CROSBI, All In (Mechanism, 2007)

La proposta musicale di un gruppo come i Crosbi andrebbe apprezzata anche solo per il fatto di essersi scelta come nume tutelare un gruppo tanto dimenticato e sottovalutato quanto decisivo nella storia del rock inglese dell’ultimo quindicennio: i La’s (quelli di “There she goes”, ve li ricordate?). E’ infatti innegabile la somiglianza tra la voce ispida e tagliente di Lee Mavers e quella di Andy James, insieme al fratello Steve alla guida di questo interessante quartetto proveniente da Wrexham, che è già riuscito ad attirare l’attenzione di nomi importanti dello stardom britannico come Inspiral Carpets, Happy Mondays e Steve Lamacq (BBC radio).

Registrato ai Rockfield Studios di Monmouth, in Galles (dove, tra gli altri, hanno preso corpo “What’s The story Moring Glory” degli Oasis e “Bohemien Rhapsody” dei Queen) e prodotto da Phil Ault e Steve Bush (già con gli Sterophonics, altra importante influenza nel suono della band), questo “All in” non finirà certo nelle graduatorie o nei consuntivi di fine anno come miglior album di una band britannica esordiente, ma al tempo stesso risulta innegabile la bontà e la solidità di alcune sue composizioni, soprattutto quelle contenute nella prima parte del lavoro. Una canzone come “Hellayou” sarebbe infatti potuta diventare un tormentone radiofonico contagioso e micidiale, grazie al suo passo strascicato e ad un ritornello di grande intensità emotiva che fa forse venire in mente il lirismo sussurrato e ciondolante di alcuni dei momenti più ispirati di “The Runnaway Found”, il primo disco dei Veils. Altra influenza facilmente avvertibile è quella degli Starsailor, soprattutto nell’atmosfera spesso brumosa e gocciolante che permea il suono dell’album conferendogli quel caratteristico retrogusto inglese che potrebbe fare la gioia di alcuni così come la rabbiosa disperazione di altri…
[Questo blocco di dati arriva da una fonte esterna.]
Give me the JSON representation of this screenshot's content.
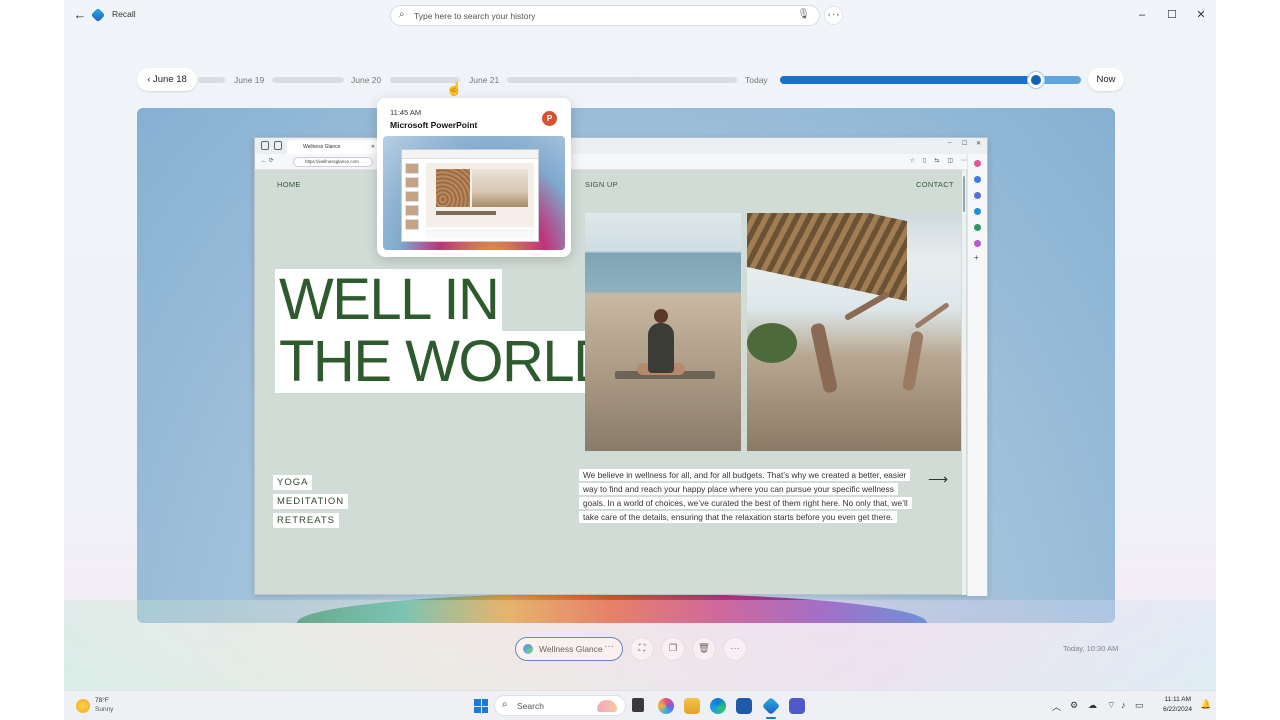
{
  "window": {
    "title": "Recall",
    "controls": {
      "minimize": "–",
      "maximize": "☐",
      "close": "✕"
    }
  },
  "search": {
    "placeholder": "Type here to search your history",
    "code_button": "‹·›"
  },
  "timeline": {
    "start_label": "June 18",
    "dates": [
      "June 19",
      "June 20",
      "June 21",
      "Today"
    ],
    "end_label": "Now",
    "position": 0.85
  },
  "hover_card": {
    "time": "11:45 AM",
    "app": "Microsoft PowerPoint",
    "icon_letter": "P"
  },
  "browser": {
    "tab_title": "Wellness Glance",
    "url": "https://wellnessglance.com",
    "site": {
      "nav": [
        "HOME",
        "SIGN UP",
        "CONTACT"
      ],
      "hero_lines": [
        "WELL IN",
        "THE WORLD"
      ],
      "menu": [
        "YOGA",
        "MEDITATION",
        "RETREATS"
      ],
      "blurb": "We believe in wellness for all, and for all budgets. That’s why we created a better, easier way to find and reach your happy place where you can pursue your specific wellness goals. In a world of choices, we’ve curated the best of them right here. No only that, we’ll take care of the details, ensuring that the relaxation starts before you even get there.",
      "arrow": "⟶"
    }
  },
  "snapshot": {
    "app_chip": "Wellness Glance",
    "more": "···",
    "timestamp": "Today, 10:30 AM"
  },
  "taskbar": {
    "weather_temp": "78°F",
    "weather_desc": "Sunny",
    "search_label": "Search",
    "clock_time": "11:11 AM",
    "clock_date": "6/22/2024"
  },
  "colors": {
    "accent": "#1a73c8",
    "hero_green": "#2d5b2d",
    "powerpoint": "#d35230"
  }
}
Pezzi come “Coastline”, “Got and Show Me” o “Sonny” hanno comunque parecchia aria nei polmoni e si inerpicano vivaci e gioiosamente schitarranti su agilissimi intarsi mod che non deluderanno i seguaci del verbo Who (omaggiati con una non propriamente memorabile cover di “Substitute”, facente parte della coda di tre bonus tracks che impreziosiscono l’edizione italiana del disco). Forse si obbietterà che l’album è un po’ troppo omogeneo (in alcuni casi persino piatto) e che il gruppo, vista anche la verde età, non riesca ancora a variegare sufficientemente la gamma di soluzioni melodiche e strutturali a propria disposizione, ricorrendo spesso a trovate un po’ scolastiche e prevedibili. Ma tra un ammiccamento ai Suede ( “She got Soul”) e un altro ai James (“Someway”), i Crosbi riescono comunque a confezionare un prodotto dignitoso capace di divertire, pur rimanendo all’interno dei rassicuranti confini di una gloriosa tradizione e di un canone estetico e concettuale mai messo davvero in discussione. La speranza è che dopo quello che la stesso gruppo considera una sorta di rituale di attraversamento delle proprie intime radici musicali, i Crosbi riescano infine a mettere a punto una voce del tutto autonoma e riconoscibile, che sappia spingersi oltre il semplice esercizio di ammirazione. La materia prima non manca.